On June 17, India and Nepal marked 75 years of official diplomatic relations. The two neighbors have multidimensional and dense relations, yet the relationship is also chaotic and marked by contradictions.
First, India has been an enduring feature in every significant political development in Nepal. It has been involved either directly or indirectly. India played a direct role in the 1950 democratic movement that overthrew the autocratic Rana regime, the 1990 people’s movement that established multiparty democracy, and the 2006 Jana Andolan (people’s movement)-II, which led to the overthrow of the monarchy. Some Nepalis perceive, though not entirely correctly, an Indian hand behind every change in government in Nepal. Even senior leaders allege a conspiracy by India when they are ousted from their position.
The first-generation leaders who fought for democratic Nepal also fought for Indian independence alongside Indian contemporaries such as Jawaharlal Nehru and Mahatma Gandhi. Therefore, the leaders of the two countries enjoyed a close personal bond. However, the subsequent generation had no such connections, and Nepal fell down the pecking order in Indian leaders’ priorities. That resulted in bureaucrats from Indian external affairs and intelligence agencies taking a more prominent role in dealing with Nepal.
Second, India is critical to Nepal’s security. On the one hand, India is Nepal’s primary conventional security threat. India’s colossal asymmetry in size, power, and capability is a massive concern for Nepal. Additionally, New Delhi’s absorption of Sikkim into India and Nepal’s territorial disputes with India heighten this threat perception. The Nehruvian doctrine that Nepal is India’s buffer with China and within the Indian sphere of influence continues to dominate New Delhi’s thinking. The 1950 Treaty also gives India complete leverage over the supply of military equipment to Nepal. Nepal has tried to bypass India and import arms from elsewhere but has faced severe consequences such as economic blockades along its border with India.
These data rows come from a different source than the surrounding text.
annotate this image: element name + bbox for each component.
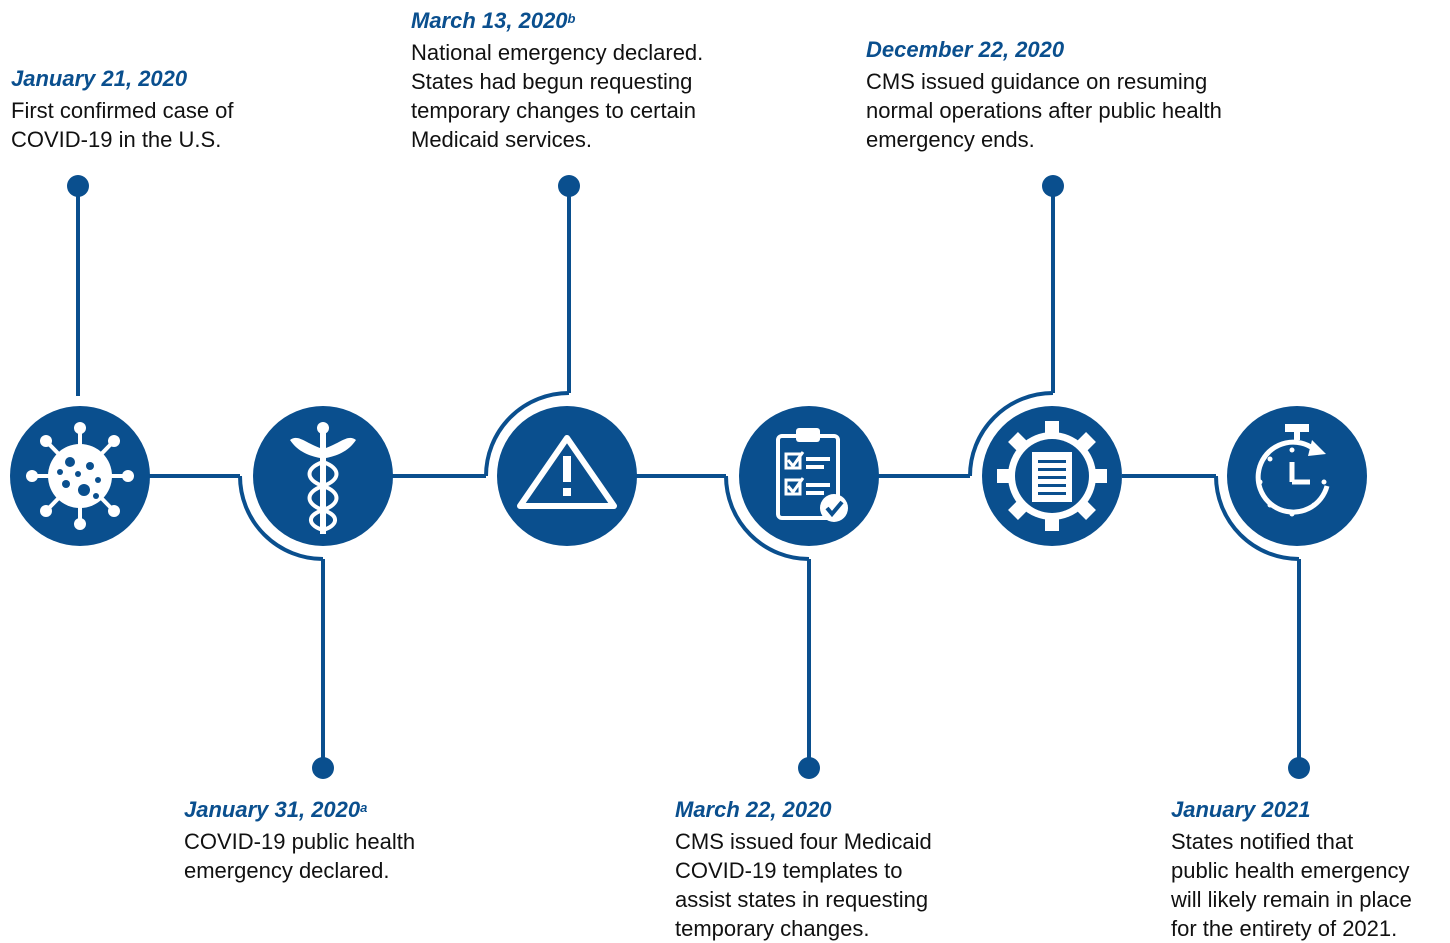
event-description: CMS issued guidance on resuming normal o… <box>866 69 1222 152</box>
footnote-marker: b <box>567 11 576 26</box>
virus-icon <box>10 406 150 546</box>
event-4: March 22, 2020 CMS issued four Medicaid … <box>675 797 932 943</box>
event-date: December 22, 2020 <box>866 37 1065 62</box>
event-date: January 31, 2020a <box>184 797 368 822</box>
event-description: CMS issued four Medicaid COVID-19 templa… <box>675 829 932 941</box>
stopwatch-icon <box>1227 406 1367 546</box>
event-description: First confirmed case of COVID-19 in the … <box>11 98 234 152</box>
event-date: January 21, 2020 <box>11 66 188 91</box>
event-description: States notified that public health emerg… <box>1171 829 1412 941</box>
gear-document-icon <box>982 406 1122 546</box>
warning-icon <box>497 406 637 546</box>
event-date: January 2021 <box>1171 797 1311 822</box>
event-1: January 21, 2020 First confirmed case of… <box>11 66 234 154</box>
event-date: March 22, 2020 <box>675 797 832 822</box>
event-description: National emergency declared. States had … <box>411 40 704 152</box>
event-description: COVID-19 public health emergency declare… <box>184 829 416 883</box>
event-3: March 13, 2020b National emergency decla… <box>411 8 703 154</box>
caduceus-icon <box>253 406 393 546</box>
clipboard-checklist-icon <box>739 406 879 546</box>
footnote-marker: a <box>360 800 368 815</box>
event-2: January 31, 2020a COVID-19 public health… <box>184 797 415 885</box>
event-6: January 2021 States notified that public… <box>1171 797 1412 943</box>
event-date: March 13, 2020b <box>411 8 576 33</box>
event-5: December 22, 2020 CMS issued guidance on… <box>866 37 1222 154</box>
On the other hand, India is also the first country Nepal seeks support from during emergencies. For example, India was the first country to provide support during the disastrous earthquake in 2015 and also the first to supply Nepal with the COVID-19 vaccine.
Third, India looms large in the Nepali economy. In the 1950s and 1960s, Nepal traded almost exclusively with India. The total trade volume was small, but India accounted for 95 percent of Nepal’s foreign trade. Nepal maintained a small but positive balance of trade with India.
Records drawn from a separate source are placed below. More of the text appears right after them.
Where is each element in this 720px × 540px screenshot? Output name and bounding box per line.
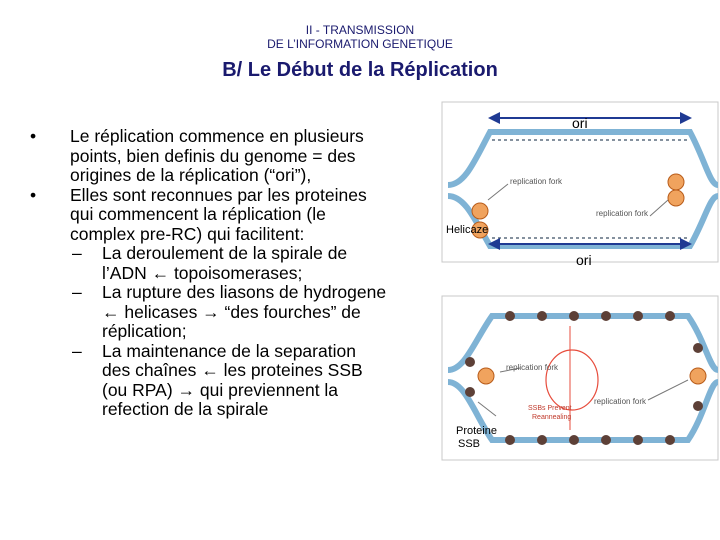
fork-pointer	[499, 367, 521, 373]
sub-line: ← helicases → “des fourches” de	[102, 301, 361, 322]
ssb-protein-icon	[465, 311, 703, 445]
fork-label: replication fork	[594, 397, 647, 406]
sub-line: refection de la spirale	[102, 399, 269, 419]
sub-line: (ou RPA) → qui previennent la	[102, 379, 339, 400]
fork-pointer	[647, 379, 689, 401]
bullet-item: • Elles sont reconnues par les proteines…	[26, 184, 436, 245]
sub-item: – La maintenance de la separation des ch…	[26, 340, 436, 420]
fork-pointer	[487, 183, 509, 201]
sub-marker: –	[72, 243, 82, 263]
top-panel	[441, 101, 720, 263]
ssb-label: SSB	[458, 438, 481, 450]
bullet-marker: •	[30, 126, 37, 146]
replication-diagram-svg	[441, 101, 720, 461]
dna-strand	[447, 313, 720, 373]
sub-line: des chaînes ← les proteines SSB	[102, 360, 363, 380]
helicase-label: Helicaze	[446, 224, 489, 236]
fork-pointer	[649, 199, 669, 217]
sub-line: La rupture des liasons de hydrogene	[102, 282, 387, 302]
dna-strand	[447, 379, 720, 443]
sub-marker: –	[72, 282, 82, 302]
helicase-icon	[471, 173, 685, 239]
bullet-line: origines de la réplication (“ori”),	[70, 165, 312, 185]
bottom-panel	[441, 295, 720, 461]
helicase-icon	[477, 367, 707, 385]
ssb-note-line1: SSBs Prevent	[528, 405, 572, 412]
sub-line: La deroulement de la spirale de	[102, 243, 348, 263]
slide-content: • Le réplication commence en plusieurs p…	[26, 126, 436, 420]
ssb-highlight	[545, 349, 599, 411]
bullet-item: • Le réplication commence en plusieurs p…	[26, 126, 436, 186]
fork-label: replication fork	[506, 363, 559, 372]
dna-strand	[447, 129, 719, 188]
proteine-label: Proteine	[456, 425, 497, 437]
fork-label: replication fork	[596, 209, 649, 218]
bullet-line: points, bien definis du genome = des	[70, 145, 356, 166]
bullet-line: Elles sont reconnues par les proteines	[70, 184, 367, 205]
sub-item: – La rupture des liasons de hydrogene ← …	[26, 282, 436, 342]
header-line-2: DE L’INFORMATION GENETIQUE	[267, 37, 453, 51]
bullet-line: Le réplication commence en plusieurs	[70, 126, 364, 146]
replication-diagram: ori ori Helicaze replication fork replic…	[440, 100, 720, 470]
sub-marker: –	[72, 340, 82, 361]
sub-item: – La deroulement de la spirale de l’ADN …	[26, 243, 436, 283]
sub-line: l’ADN ← topoisomerases;	[102, 262, 303, 283]
header-line-1: II - TRANSMISSION	[305, 23, 415, 37]
fork-label: replication fork	[510, 177, 563, 186]
ori-label-mid: ori	[576, 252, 592, 268]
sub-line: La maintenance de la separation	[102, 340, 356, 361]
ssb-note-line2: Reannealing	[532, 414, 572, 421]
bullet-line: complex pre-RC) qui facilitent:	[70, 223, 305, 244]
slide-title: B/ Le Début de la Réplication	[222, 59, 498, 81]
bullet-marker: •	[30, 184, 37, 205]
ori-label-top: ori	[572, 115, 588, 131]
fork-pointer	[477, 401, 497, 417]
sub-line: réplication;	[102, 321, 187, 341]
bullet-line: qui commencent la réplication (le	[70, 204, 326, 224]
However, after the economy of both countries liberalized, trade volume increased exponentially, with Nepal’s imports from India outpacing exports to India by incredible margins. Currently, more than two-thirds of Nepal’s trade is with India. Nepal’s trade deficit with India was around $8 billion in 2020-21. For every $1 worth of exports to India, Nepal imports $10 worth of goods and services from India.
Nepal’s complete reliance on India for critical supplies such as petroleum products is of great concern. Similarly, Nepal’s food imports from India are rapidly increasing. From interdependence, Nepal has now become dependent on India.
Finally, India has a major influence in Nepal’s socio-cultural issues as well. From religious and cultural linkages to “roti-beti” (food and marriage) ties, Nepal and India share a common civilization and mythology to a great extent. The critical religious sites for Hindus and Buddhists span across the border. Anybody would be hard-pressed to separate Indians from Nepalis at the border areas. Many Nepalis have grown up on a steady diet of Bollywood. The two countries share a love for cricket.
At the same time, Nepalis strive for an identity independent of Indians. Any insinuation that Nepalis and Indians are similar is often opposed vociferously. Anti-Indian sentiment, reserved especially for the Indian bureaucrats and political leaders, runs deep.
Therefore, the India-Nepal relationship has been full of contradictions. Nepali leaders seek Indian engagement but resent it when it is not in their favor. India is a source of security and threat at the same time. Nepalis and Indians talk about brotherhood, but India is also the “other” in Nepal’s identity-making.
However, there is no contradiction in one sense: India is a reality that looms large over Nepal, for better or worse. That fact shapes the contemporary India-Nepal relations too.
Interestingly, the two countries did not mark the 75th anniversary day. There was not even a tweet from the foreign ministry or the embassy from either country.
This is because although the two countries established formal diplomatic relations just months before India got independence from the British in August 1947, India and Nepal have engaged with each other for millennia. The relationship is founded on an age-old connection of history, a shared civilization, culture, and religion.
Despite the lack of celebration, the India-Nepal relationship is a fascinating one that is as deep and wide as it is chaotic, and is likely to continue along the same vein.